Nous sommes toujours très heureux de relayer sur le site ou dans notre newsletter ce type d’initiatives regroupant des acteurs de territoire. N’hésitez pas à nous faire parvenir des informations sur vos initiatives !

Certains membres de l’équipe participent à l’organisation du festival piloté par l’association « Paris 14e, territoire de cinéma ». La thématique de cette 6ème année : les arts de la scène.

L’association regroupe les ciné-clubs et ciné-quartier du 14ème , et s’efforce, avec le soutien de la Mairie d’arrondissement et de la mission cinéma de la Ville de Paris notamment, de mener tous les ans une série de projections tant dans les lieux habituels des ciné-clubs et ciné-quartiers, que chez les acteurs locaux : associations, centres sociaux, bibliothèques, etc…

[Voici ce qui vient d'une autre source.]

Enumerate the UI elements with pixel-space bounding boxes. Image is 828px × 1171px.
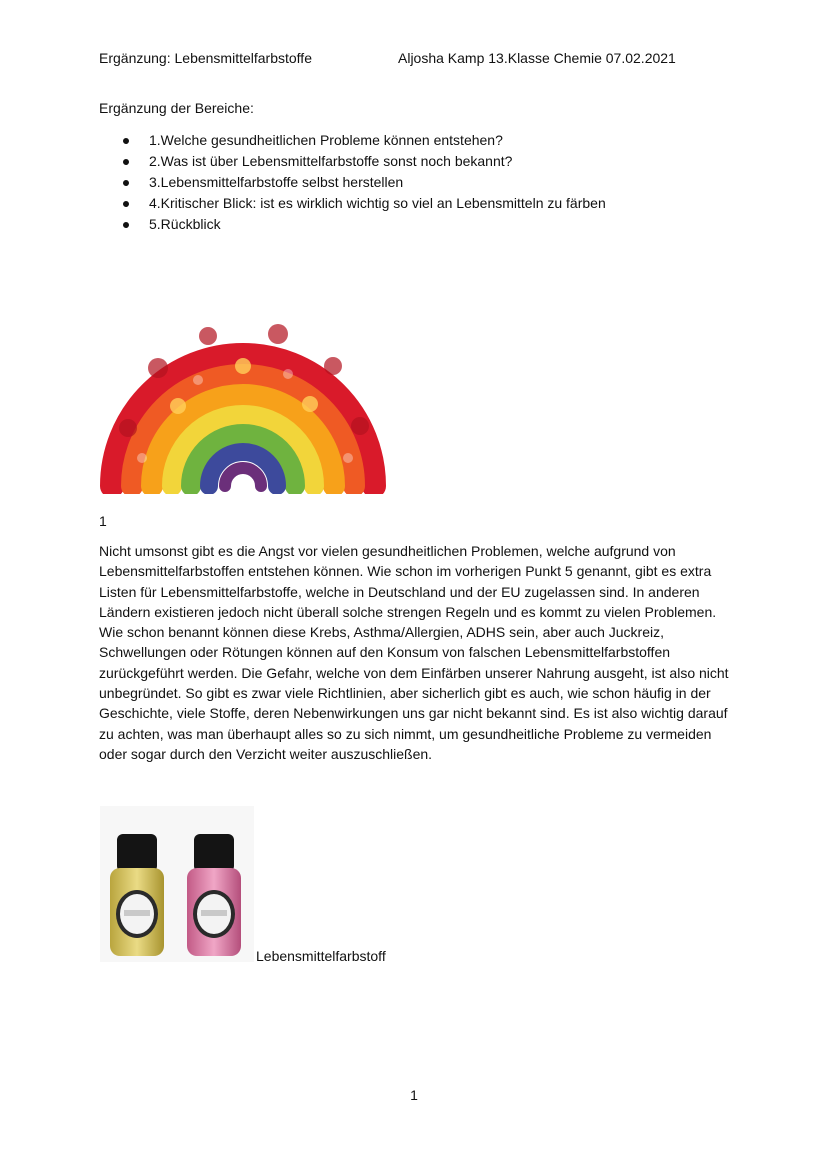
fruit-rainbow-image xyxy=(98,308,388,494)
list-item: 3.Lebensmittelfarbstoffe selbst herstellen xyxy=(99,172,606,193)
header-author-info: Aljosha Kamp 13.Klasse Chemie 07.02.2021 xyxy=(398,50,676,66)
bottles-caption: Lebensmittelfarbstoff xyxy=(256,948,386,964)
figure-footnote: 1 xyxy=(99,513,107,529)
intro-heading: Ergänzung der Bereiche: xyxy=(99,100,254,116)
list-item: 5.Rückblick xyxy=(99,214,606,235)
page-number: 1 xyxy=(410,1087,418,1103)
food-coloring-bottles-image xyxy=(100,806,254,962)
list-item: 1.Welche gesundheitlichen Probleme können entstehen? xyxy=(99,130,606,151)
topic-list xyxy=(99,130,606,235)
list-item: 2.Was ist über Lebensmittelfarbstoffe sonst noch bekannt? xyxy=(99,151,606,172)
header-title: Ergänzung: Lebensmittelfarbstoffe xyxy=(99,50,312,66)
body-paragraph: Nicht umsonst gibt es die Angst vor vielen gesundheitlichen Problemen, welche aufgrund von Lebensmittelfarbstoffen entstehen können. Wie schon im vorherigen Punkt 5 genannt, gibt es extra Listen für Lebensmittelfarbstoffe, welche in Deutschland und der EU zugelassen sind. In anderen Ländern existieren jedoch nicht überall solche strengen Regeln und es kommt zu vielen Problemen. Wie schon benannt können diese Krebs, Asthma/Allergien, ADHS sein, aber auch Juckreiz, Schwellungen oder Rötungen können auf den Konsum von falschen Lebensmittelfarbstoffen zurückgeführt werden. Die Gefahr, welche von dem Einfärben unserer Nahrung ausgeht, ist also nicht unbegründet. So gibt es zwar viele Richtlinien, aber sicherlich gibt es auch, wie schon häufig in der Geschichte, viele Stoffe, deren Nebenwirkungen uns gar nicht bekannt sind. Es ist also wichtig darauf zu achten, was man überhaupt alles so zu sich nimmt, um gesundheitliche Probleme zu vermeiden oder sogar durch den Verzicht weiter auszuschließen. xyxy=(99,543,729,762)
list-item: 4.Kritischer Blick: ist es wirklich wichtig so viel an Lebensmitteln zu färben xyxy=(99,193,606,214)
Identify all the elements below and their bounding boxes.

LA LIBERTE D’EN RIRE par Michel Baron

Michel Baron, qui suit nos travaux avec beaucoup d’attention et de pertinence, nous fait parvenir son analyse du film, vu à La Rochelle durant le FeMa : Le grand blond avec une chaussure noire

« La peur signifie et refuse le même fait : un monde où le meurtre est légitimé et où la vie humaine est considérée comme futile »
Albert Camus, ( Le siècle de la peur 1946)

Le Festival de Cinéma de La Rochelle est incontestablement une fête , un
lieu de réflexion et de plaisirs partagés. Avec, en embuscade, la surprise d’une découverte que l’on attendait pas, qui vient là, à la sauvette, autour d’un plat de sardines grillées, d’une salle obscure ou du soleil couchant sur les Tours du port.
Mon « chemin de Damas », cette année, s’est déroulé d’une étrange façon
et avait pour base ma réticence à voir ou revoir les films de Pierre Richard que je jugeais avec, je dois avouer, une certaine sévérité. Mais, après avoir fait la connaissance de l’acteur, présent au Festival qui l’honorait et finalement ayant trouvé sympathique ce bonhomme de 89 ans, tellement dynamique et bourré de projets que je me risquais à revoir le célèbre « Grand blond avec une chaussure noire » et, à ma grande surprise, je fus gagné par une énorme jubilation partagée par la salle et je me demandais l’origine de ce soudain engouement.
Bien sûr, il y avait le talent et le professionnalisme de Pierre Richard, Mireille Darc, Bernard Blier, Jean Rochefort, Jean Carmet et les autres, mais cela n’expliquait pas la tornade de rires provoqués par le film d’Yves Robert réalisé en 1972 et qui avait obtenu l’Ours d’Argent à Berlin en 1973.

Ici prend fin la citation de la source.